First, as all of you know by now, my third child and daughter was born in August. This has been a great thing for my family and something we have been looking forward to for some time. Obviously, it also had some impacts on you all in the lab, in the sense that any arrival of a family member is disruptive to my time and routines and made scheduling things more difficult, and myself a bit more sleep-deprived and time-crunched than usual (for good reason). Compounded onto this was that I also went on Paternity Leave to care for the baby, which further impacted my ability to spend time on my “academic children” as the saying goes, in favor of my actual children. I appreciated all of your patience during this trying time and dealing with my wrangling the baby on Zoom calls or having to pause for a few minutes while I changed a diaper or put her down for a nap. It also prevented me from attending all of your talks at IDETC or other conferences that conflicted with the birth or leave, but I (and my entire family) thank you all for being so understanding as I balanced my work and life while also trying to take care of you all as best as I could under the circumstances. This is challenging to do, to be honest, and I’ll admit it can be hard on me at times to come to terms with not moving full speed ahead on everything especially when we are trying to push so many interesting endeavors forward. But, at the same time as we have often discussed in lab meetings or our IDP meetings, one needs to take the time to care for oneself and one’s family, and, as a line in one of my eldest son’s current favorite songs goes: “I’m learning how to eat the fruit that is in season.” Thank you all again for your patience and understanding!

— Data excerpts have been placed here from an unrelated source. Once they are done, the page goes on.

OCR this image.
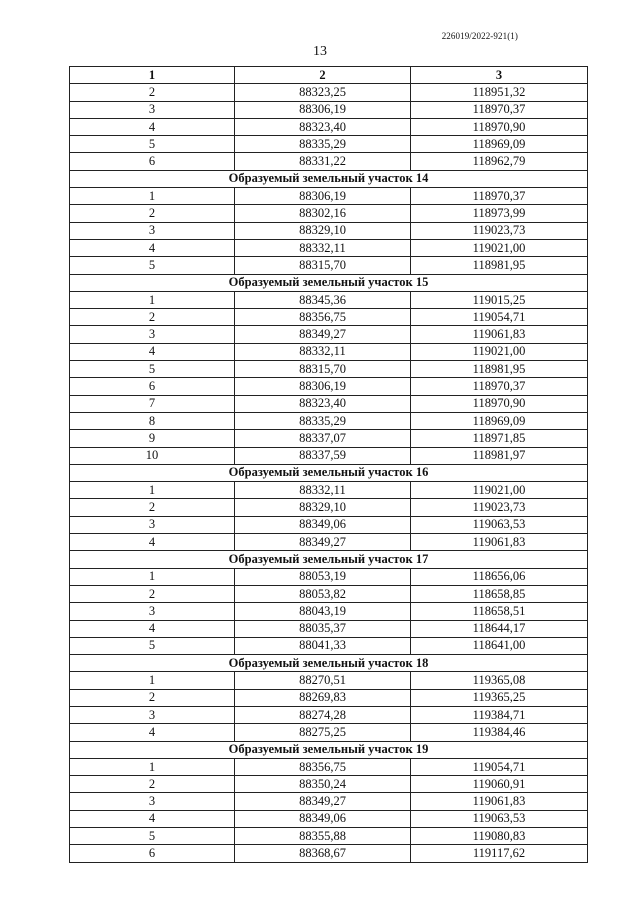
226019/2022-921(1)
13
1	2	3
2	88323,25	118951,32
3	88306,19	118970,37
4	88323,40	118970,90
5	88335,29	118969,09
6	88331,22	118962,79
Образуемый земельный участок 14		
1	88306,19	118970,37
2	88302,16	118973,99
3	88329,10	119023,73
4	88332,11	119021,00
5	88315,70	118981,95
Образуемый земельный участок 15		
1	88345,36	119015,25
2	88356,75	119054,71
3	88349,27	119061,83
4	88332,11	119021,00
5	88315,70	118981,95
6	88306,19	118970,37
7	88323,40	118970,90
8	88335,29	118969,09
9	88337,07	118971,85
10	88337,59	118981,97
Образуемый земельный участок 16		
1	88332,11	119021,00
2	88329,10	119023,73
3	88349,06	119063,53
4	88349,27	119061,83
Образуемый земельный участок 17		
1	88053,19	118656,06
2	88053,82	118658,85
3	88043,19	118658,51
4	88035,37	118644,17
5	88041,33	118641,00
Образуемый земельный участок 18		
1	88270,51	119365,08
2	88269,83	119365,25
3	88274,28	119384,71
4	88275,25	119384,46
Образуемый земельный участок 19		
1	88356,75	119054,71
2	88350,24	119060,91
3	88349,27	119061,83
4	88349,06	119063,53
5	88355,88	119080,83
6	88368,67	119117,62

Second, as those currently in the lab know, though perhaps not some of our alumni yet, I will be leaving UMD in July 2024 to move to ETH Zürich as a Full Professor and Chair of Artificial Intelligence in Engineering Design. You can read a bit more about it in the press release. This was a difficult decision, as I have quite enjoyed being at UMD and in the ME department in particular. I will be most sorry to not see some of my colleagues (many of whom have become close friends) as often going forward as I do now. This said, there are some really exciting opportunities for my family and the lab in Switzerland that everyone is excited to explore going forward. So there will be some big changes to the lab in over the next year or two as we work through the transition, but I hope it will create complementary benefits for all of you and enable a bright future for all of you and our alumni in the years to come.

Thanks again to everyone for your hard work this year and I’m certain we will have some exciting things to work on and report in 2024!